Rhodes touched on how fashion became part of her from a young girl as she loved drawing and painting. At the Royal college of Art she became a textile designer. When she made her textiles and tried to sell them people didn’t want them. She was not a trained garment designer although her mother sewed. But stated that these days it was rare for this to happen now. Today there is no limit and much more flexibility as we do multi task and get into different variations of careers other than our majors. She said she found people who felt sorry for her and who could interpret her prints into clothes. Rhodes stated that Armani was a doctor and Issy Miyake was an engineer, this clairifies that what you actually major in doesn’t always necessarily relate to what you go into as a future career path. 

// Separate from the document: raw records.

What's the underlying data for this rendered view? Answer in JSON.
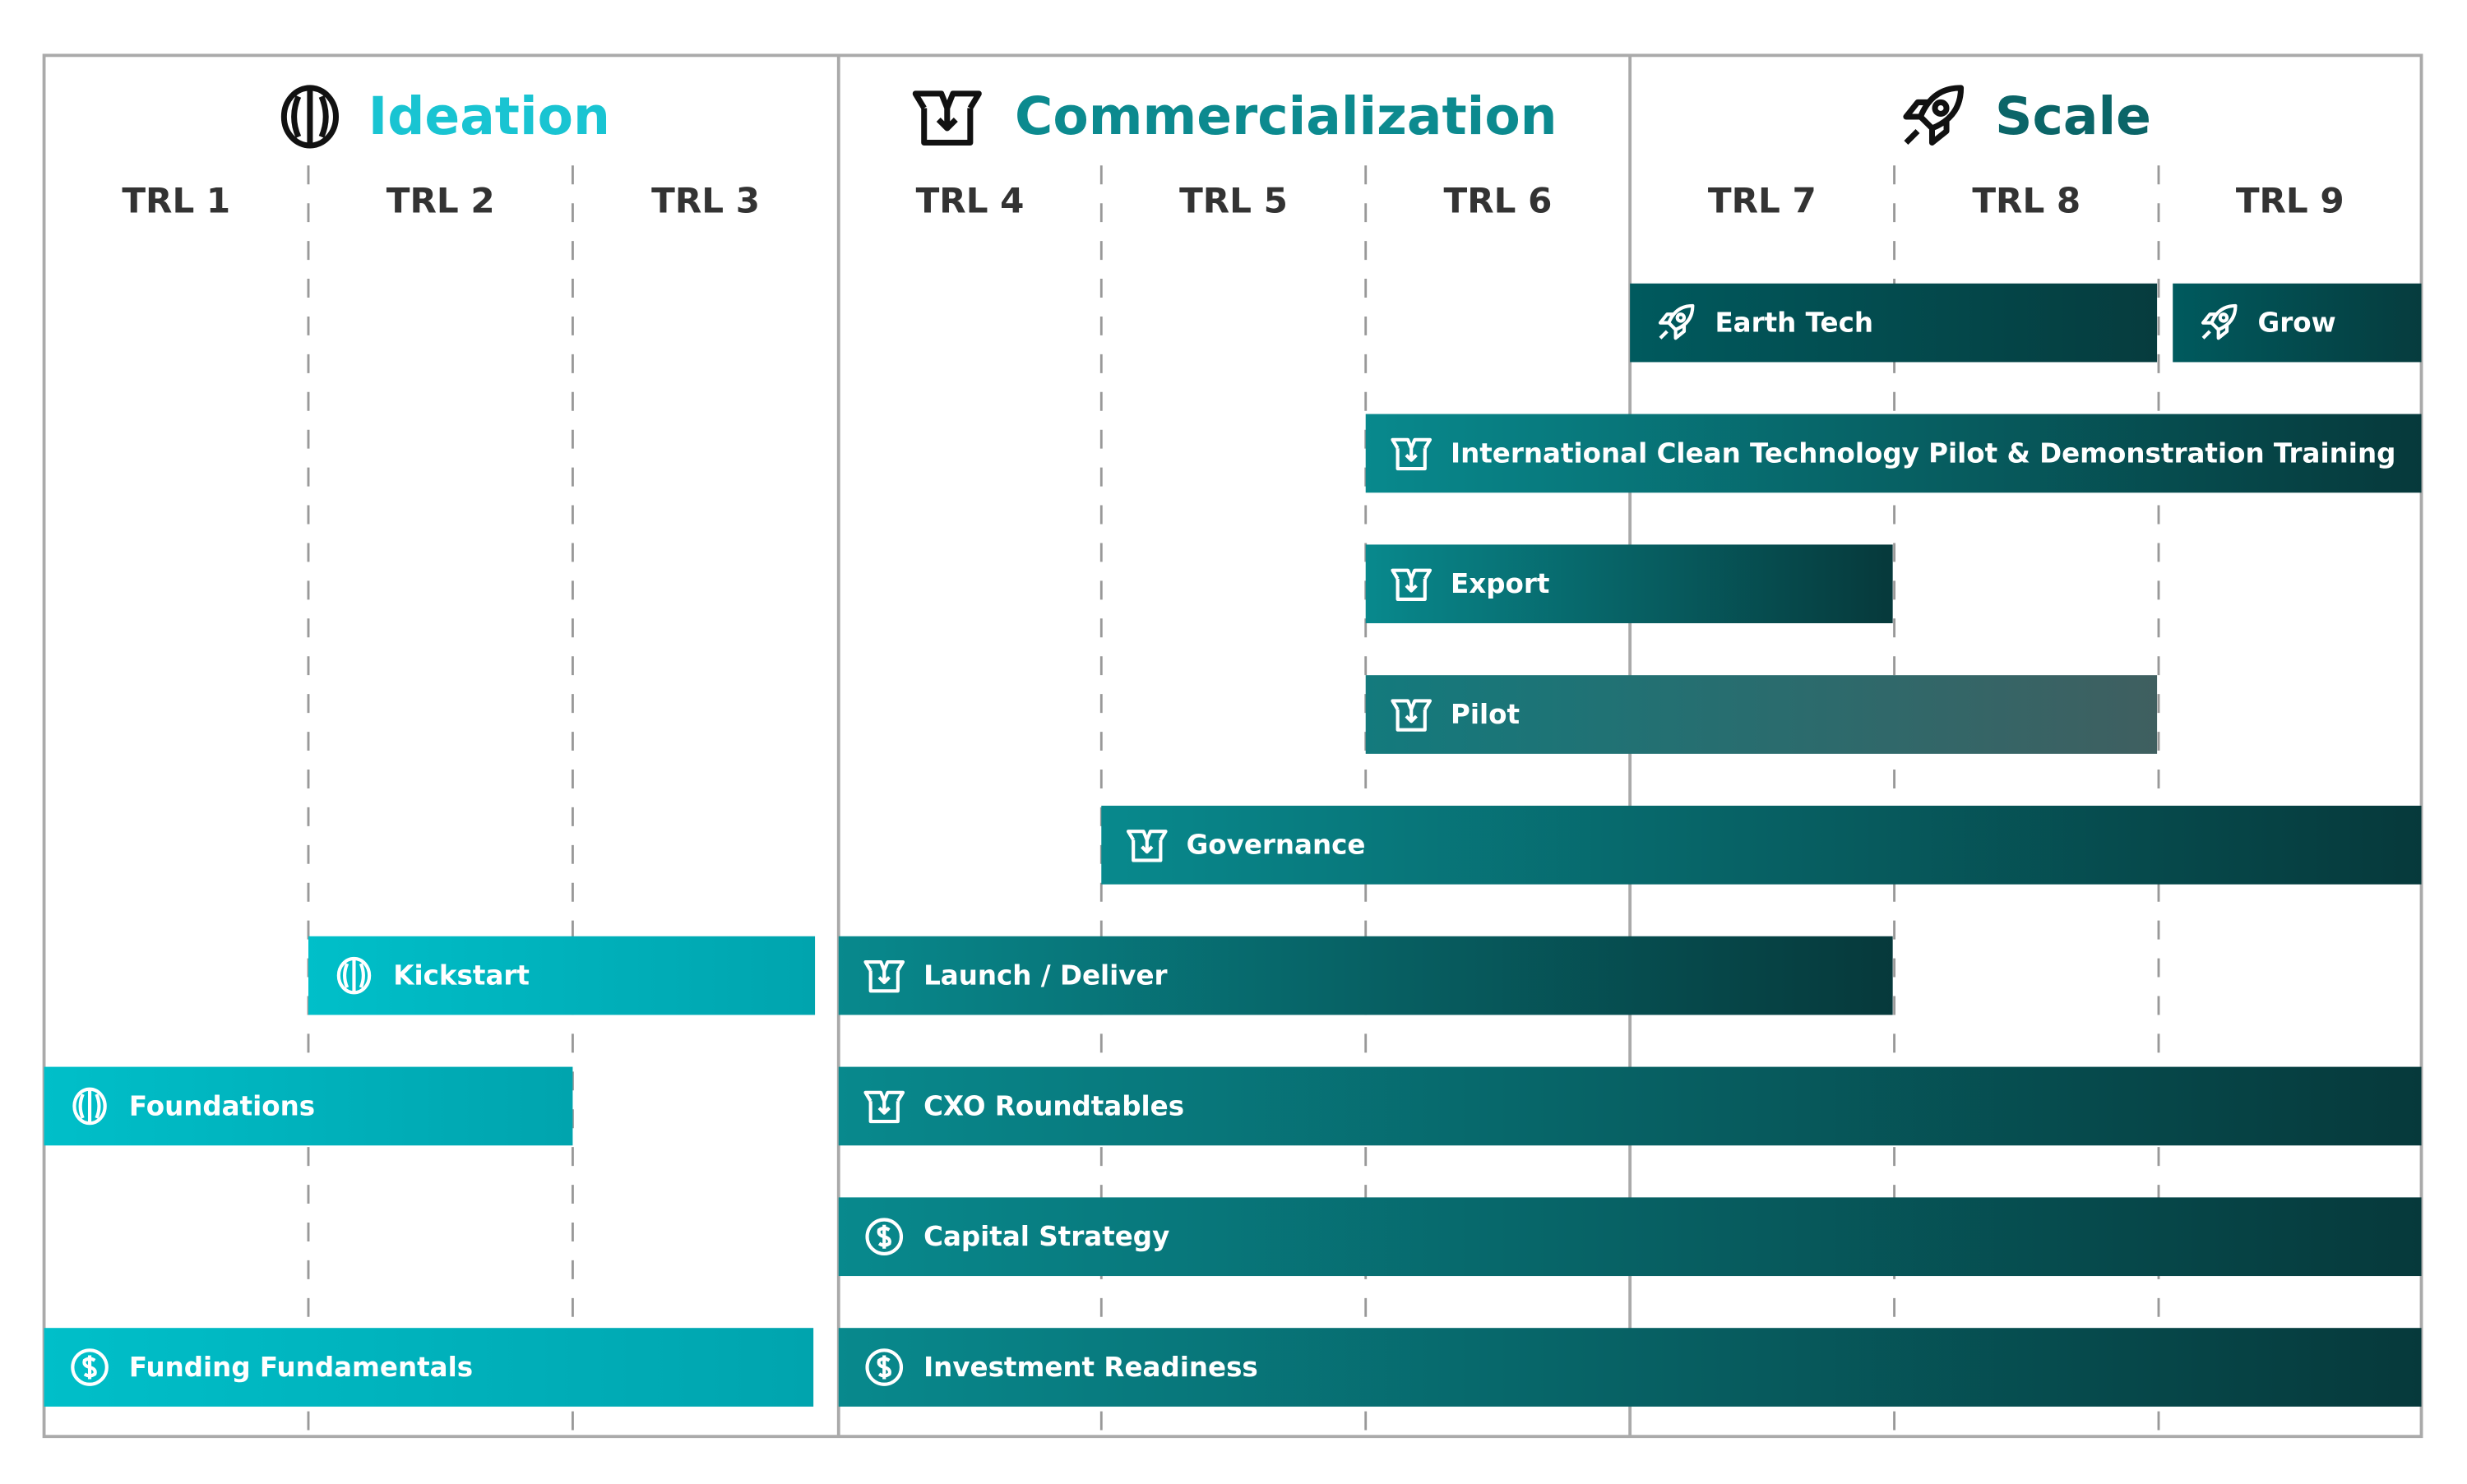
{
  "phases": [
    {
      "title": "Ideation"
    },
    {
      "title": "Commercialization"
    },
    {
      "title": "Scale"
    }
  ],
  "trl_labels": [
    "TRL 1",
    "TRL 2",
    "TRL 3",
    "TRL 4",
    "TRL 5",
    "TRL 6",
    "TRL 7",
    "TRL 8",
    "TRL 9"
  ],
  "programs": [
    {
      "label": "Earth Tech"
    },
    {
      "label": "Grow"
    },
    {
      "label": "International Clean Technology Pilot & Demonstration Training"
    },
    {
      "label": "Export"
    },
    {
      "label": "Pilot"
    },
    {
      "label": "Governance"
    },
    {
      "label": "Kickstart"
    },
    {
      "label": "Launch / Deliver"
    },
    {
      "label": "Foundations"
    },
    {
      "label": "CXO Roundtables"
    },
    {
      "label": "Capital Strategy"
    },
    {
      "label": "Funding Fundamentals"
    },
    {
      "label": "Investment Readiness"
    }
  ]
}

What inspires Zandra today – to meet people to meet younger people and see  how they feel. For make up, trends and different looks. To try something different and experiment more. She also stated that  Allezedine Alaia and his knits were amazing and she loved being around fellow peers and designers like him for inspiration 

Some of Zandra’s work is produced under license: handbags, bed linens, tights and socks. Jackets and kaftan tops for Jacques Vert, Ethical fashion for People Tree, prints for Westminster, and garments for Vogue McCall patterns. Rhodes’ latest collection is for Kraftangan of Kuala Lumpar and includes batiks and “songket” (brocade) teamed with dynamic printed chiffons.
Her innovative approach to garment construction can be seen in her use of printed fabric dictating garment shapes, reverse exposed seams and stylistic use of jeweled safety pins and tears during the punk era. She has stamped her identity on the international world of fashion with her spectacular pink hair, theatrical makeup and art jewelry.

Princess Diana in a garment inspired by Egypt

Zandra has designed for Diana Ross, Pat Cleveland, Princess Diana, Princess Michael, Freddy Mercury, Diana Ross, Helen Mirren, and Ellen Burstein’s outfit for her Emmy Award. Rhodes has also designed Opera sets and costumes for The Pearl Fishers, Magic Flute and Aida. She has also designed for Carrie Bradshaw cementing herself as an iconic queen of fashion. In fact I can now definitely see where designers such as Betsey Johnson and Patrica Field have got inspiration from. Zandra has created a consumer segment of her own style and fashion and her style stamp is so evident and sets her apart from everyone else in the industry. She demonstrates how a clear love of art, textiles and prints transcends across all generations, demographics and cultures.